At the conference, @lakomaa finally gave me a copy of the paper, that I have now read. It makes for a great read, I really appreciate the effort to take a high level view.
- Section "The increasing cost in health care" suggests that the ethics of care is such that cost-reduction innovation is not incentivised in formal care institutions. This suggests that part of the systemic impact of open care might come from reaping the opportunities for cost reduction innovation that the formal system forgoes. This even resonates with the large efforts communities in preventative care that emerges from the opencare conversation. Yet, this is not discussed in the paper. There is only one sentence in the conclusions, but it does not latch to examples or data. I wonder why?

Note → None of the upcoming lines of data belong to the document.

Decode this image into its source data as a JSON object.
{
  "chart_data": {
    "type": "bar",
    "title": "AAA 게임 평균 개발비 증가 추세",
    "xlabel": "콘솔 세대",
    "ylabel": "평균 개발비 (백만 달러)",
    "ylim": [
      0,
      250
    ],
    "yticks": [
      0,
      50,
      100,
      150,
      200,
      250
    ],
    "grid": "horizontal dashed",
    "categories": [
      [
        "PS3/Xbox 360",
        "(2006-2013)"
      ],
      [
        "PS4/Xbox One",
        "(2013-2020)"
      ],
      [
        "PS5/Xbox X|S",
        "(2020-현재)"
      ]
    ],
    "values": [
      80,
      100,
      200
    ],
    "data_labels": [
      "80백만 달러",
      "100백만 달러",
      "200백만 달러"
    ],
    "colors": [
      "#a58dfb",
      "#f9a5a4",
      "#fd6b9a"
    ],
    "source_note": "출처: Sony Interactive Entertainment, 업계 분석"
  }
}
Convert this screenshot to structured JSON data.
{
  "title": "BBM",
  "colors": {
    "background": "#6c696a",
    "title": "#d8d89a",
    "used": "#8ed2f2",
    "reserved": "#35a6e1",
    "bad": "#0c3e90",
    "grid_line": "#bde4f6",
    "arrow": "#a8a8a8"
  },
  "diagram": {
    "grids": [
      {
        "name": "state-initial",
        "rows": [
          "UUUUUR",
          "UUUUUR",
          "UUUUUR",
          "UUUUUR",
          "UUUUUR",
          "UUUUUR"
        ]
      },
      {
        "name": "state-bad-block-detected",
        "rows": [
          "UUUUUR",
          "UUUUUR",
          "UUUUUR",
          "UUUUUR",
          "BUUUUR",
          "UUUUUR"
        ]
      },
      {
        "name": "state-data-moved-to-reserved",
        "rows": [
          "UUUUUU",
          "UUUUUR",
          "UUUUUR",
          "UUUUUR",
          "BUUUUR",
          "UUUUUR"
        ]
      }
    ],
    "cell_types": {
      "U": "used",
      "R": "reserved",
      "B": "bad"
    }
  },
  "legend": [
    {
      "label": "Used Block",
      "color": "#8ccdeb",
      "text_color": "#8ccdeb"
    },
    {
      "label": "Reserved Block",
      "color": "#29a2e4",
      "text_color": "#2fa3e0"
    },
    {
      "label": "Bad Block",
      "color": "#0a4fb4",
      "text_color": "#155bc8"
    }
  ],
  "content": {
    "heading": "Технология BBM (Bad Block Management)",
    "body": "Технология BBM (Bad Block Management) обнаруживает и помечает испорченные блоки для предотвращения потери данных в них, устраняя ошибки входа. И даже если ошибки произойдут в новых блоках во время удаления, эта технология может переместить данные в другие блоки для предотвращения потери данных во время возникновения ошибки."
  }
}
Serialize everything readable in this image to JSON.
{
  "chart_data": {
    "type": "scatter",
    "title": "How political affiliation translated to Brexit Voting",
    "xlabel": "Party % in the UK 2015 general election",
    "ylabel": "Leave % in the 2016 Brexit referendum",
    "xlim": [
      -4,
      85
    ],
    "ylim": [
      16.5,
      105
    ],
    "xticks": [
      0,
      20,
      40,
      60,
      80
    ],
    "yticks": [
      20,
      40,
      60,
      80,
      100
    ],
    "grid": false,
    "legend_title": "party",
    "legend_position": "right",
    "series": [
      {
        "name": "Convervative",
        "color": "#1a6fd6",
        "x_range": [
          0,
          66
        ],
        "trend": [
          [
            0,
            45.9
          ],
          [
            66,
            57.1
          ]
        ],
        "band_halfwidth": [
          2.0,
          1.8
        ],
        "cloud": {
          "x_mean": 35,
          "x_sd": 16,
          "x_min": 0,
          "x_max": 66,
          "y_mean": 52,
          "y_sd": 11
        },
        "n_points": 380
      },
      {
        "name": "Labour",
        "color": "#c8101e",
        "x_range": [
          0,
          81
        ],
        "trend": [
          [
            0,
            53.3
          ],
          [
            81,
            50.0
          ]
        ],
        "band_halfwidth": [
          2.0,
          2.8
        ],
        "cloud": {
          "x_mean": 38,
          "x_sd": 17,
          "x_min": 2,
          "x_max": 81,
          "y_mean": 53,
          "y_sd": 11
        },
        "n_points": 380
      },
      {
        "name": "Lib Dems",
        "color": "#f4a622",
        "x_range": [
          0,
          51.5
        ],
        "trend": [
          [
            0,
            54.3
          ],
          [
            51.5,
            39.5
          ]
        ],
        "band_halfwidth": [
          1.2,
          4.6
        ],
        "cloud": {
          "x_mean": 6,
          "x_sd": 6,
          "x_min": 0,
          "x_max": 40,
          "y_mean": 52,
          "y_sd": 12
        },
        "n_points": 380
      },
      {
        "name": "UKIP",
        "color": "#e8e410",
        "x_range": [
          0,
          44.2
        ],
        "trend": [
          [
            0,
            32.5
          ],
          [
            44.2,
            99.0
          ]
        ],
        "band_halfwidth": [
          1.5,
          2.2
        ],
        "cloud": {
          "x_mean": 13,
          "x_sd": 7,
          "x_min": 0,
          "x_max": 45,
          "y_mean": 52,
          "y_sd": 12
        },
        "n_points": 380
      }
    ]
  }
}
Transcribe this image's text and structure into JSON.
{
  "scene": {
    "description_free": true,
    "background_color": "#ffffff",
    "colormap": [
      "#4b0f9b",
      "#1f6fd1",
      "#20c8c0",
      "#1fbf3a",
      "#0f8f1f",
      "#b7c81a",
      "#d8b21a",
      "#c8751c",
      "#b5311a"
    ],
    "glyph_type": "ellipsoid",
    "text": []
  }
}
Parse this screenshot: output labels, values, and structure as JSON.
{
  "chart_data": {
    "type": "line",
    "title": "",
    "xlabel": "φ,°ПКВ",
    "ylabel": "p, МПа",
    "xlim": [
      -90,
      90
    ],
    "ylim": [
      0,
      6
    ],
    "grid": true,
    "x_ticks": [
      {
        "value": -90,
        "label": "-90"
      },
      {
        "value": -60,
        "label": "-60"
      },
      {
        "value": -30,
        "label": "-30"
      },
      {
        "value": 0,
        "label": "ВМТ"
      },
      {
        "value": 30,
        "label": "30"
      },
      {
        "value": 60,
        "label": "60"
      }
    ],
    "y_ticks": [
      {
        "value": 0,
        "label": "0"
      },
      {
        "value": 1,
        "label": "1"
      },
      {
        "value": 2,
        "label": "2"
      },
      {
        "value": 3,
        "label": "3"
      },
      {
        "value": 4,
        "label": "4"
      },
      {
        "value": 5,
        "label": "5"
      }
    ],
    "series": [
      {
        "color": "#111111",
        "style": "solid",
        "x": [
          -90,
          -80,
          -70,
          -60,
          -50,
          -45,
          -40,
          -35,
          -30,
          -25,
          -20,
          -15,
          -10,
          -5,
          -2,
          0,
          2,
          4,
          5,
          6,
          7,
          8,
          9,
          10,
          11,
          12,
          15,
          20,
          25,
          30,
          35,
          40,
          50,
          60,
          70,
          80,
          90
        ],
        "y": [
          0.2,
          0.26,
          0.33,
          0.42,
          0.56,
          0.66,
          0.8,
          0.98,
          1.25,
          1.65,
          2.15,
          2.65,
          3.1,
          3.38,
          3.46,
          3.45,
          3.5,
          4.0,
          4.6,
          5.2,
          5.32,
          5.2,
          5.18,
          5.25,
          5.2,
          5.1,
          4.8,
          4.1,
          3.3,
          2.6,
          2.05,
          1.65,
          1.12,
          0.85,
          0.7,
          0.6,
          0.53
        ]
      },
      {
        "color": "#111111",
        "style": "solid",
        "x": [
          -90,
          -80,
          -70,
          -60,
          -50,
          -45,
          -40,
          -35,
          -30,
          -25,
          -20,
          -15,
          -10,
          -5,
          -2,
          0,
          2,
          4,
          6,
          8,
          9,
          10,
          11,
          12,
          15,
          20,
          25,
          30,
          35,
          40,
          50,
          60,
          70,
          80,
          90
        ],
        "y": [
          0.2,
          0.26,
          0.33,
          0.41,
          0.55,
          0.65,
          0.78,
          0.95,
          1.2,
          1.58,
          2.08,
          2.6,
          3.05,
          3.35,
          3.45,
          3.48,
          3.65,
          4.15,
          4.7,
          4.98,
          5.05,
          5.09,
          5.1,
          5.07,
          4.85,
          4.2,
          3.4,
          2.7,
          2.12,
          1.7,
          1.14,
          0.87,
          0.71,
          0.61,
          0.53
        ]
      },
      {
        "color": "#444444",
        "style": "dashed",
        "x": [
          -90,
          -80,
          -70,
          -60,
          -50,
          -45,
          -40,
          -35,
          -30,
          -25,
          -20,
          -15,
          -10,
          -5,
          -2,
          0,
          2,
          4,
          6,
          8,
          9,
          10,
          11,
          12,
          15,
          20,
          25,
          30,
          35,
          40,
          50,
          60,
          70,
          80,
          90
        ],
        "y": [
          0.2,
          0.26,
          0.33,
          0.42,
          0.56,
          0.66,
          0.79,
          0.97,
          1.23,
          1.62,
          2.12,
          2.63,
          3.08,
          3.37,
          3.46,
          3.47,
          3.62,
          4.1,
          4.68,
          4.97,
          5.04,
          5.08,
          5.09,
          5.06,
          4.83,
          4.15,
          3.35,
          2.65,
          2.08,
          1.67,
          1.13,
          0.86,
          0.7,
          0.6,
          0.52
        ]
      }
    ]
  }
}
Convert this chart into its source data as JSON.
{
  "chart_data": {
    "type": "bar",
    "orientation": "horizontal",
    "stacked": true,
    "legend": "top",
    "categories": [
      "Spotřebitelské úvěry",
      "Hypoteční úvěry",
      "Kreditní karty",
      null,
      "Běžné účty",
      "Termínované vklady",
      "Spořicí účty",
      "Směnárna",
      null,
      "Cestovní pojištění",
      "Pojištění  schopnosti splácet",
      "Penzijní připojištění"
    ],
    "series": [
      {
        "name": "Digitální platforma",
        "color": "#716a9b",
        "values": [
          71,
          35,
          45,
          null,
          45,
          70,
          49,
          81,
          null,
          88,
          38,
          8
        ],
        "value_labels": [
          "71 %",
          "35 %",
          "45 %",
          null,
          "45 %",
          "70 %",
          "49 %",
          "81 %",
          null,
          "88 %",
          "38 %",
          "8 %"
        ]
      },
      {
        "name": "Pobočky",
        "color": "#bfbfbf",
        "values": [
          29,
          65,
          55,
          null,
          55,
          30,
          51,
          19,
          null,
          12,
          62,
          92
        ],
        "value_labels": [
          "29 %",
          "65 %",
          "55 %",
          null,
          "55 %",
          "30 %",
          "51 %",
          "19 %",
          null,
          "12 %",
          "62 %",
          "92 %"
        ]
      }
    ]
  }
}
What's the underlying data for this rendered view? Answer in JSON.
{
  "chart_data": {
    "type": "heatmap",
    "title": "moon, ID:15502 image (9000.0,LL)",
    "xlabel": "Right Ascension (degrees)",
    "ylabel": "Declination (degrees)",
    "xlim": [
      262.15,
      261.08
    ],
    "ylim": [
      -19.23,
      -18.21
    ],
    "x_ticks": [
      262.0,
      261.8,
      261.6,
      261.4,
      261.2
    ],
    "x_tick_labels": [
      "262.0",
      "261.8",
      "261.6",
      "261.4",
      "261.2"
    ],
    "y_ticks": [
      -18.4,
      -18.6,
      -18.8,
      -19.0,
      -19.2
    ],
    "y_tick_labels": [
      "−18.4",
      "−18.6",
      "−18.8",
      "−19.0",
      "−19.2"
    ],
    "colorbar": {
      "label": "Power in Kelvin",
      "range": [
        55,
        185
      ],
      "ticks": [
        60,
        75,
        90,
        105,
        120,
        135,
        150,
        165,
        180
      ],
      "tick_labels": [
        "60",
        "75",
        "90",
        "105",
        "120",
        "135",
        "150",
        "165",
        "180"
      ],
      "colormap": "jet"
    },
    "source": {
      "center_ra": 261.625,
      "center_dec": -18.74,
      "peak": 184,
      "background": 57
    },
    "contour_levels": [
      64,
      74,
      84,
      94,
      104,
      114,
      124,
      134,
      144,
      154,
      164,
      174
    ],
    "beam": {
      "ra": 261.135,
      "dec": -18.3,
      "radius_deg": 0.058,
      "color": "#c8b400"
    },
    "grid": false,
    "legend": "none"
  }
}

- "In this study, the cases are limited to those using information technologies". Why? It's counterintuitive, given @amelia's conclusion number one, "when in need of care, people reach for other people, not for technology".
- Section ""When does open care emerge?" lists some success factors for open care projects. Based on what? How many cases? Collected and classified how? Etc.
- The same section makes an intriguing observation. "Most open care projects are organized as non-profits. As they do not have a bottom line, the efficiency of the project is difficult to evaluate, allowing room for opportunism." This might benefit from some more space and explanation. I do not understand it fully, at least.
- I would be curious to include Open Rampette among the examples; how do opencare's own prototypes fit in your analysis? Is the City of Milan behaving in a way that is consistent with your model?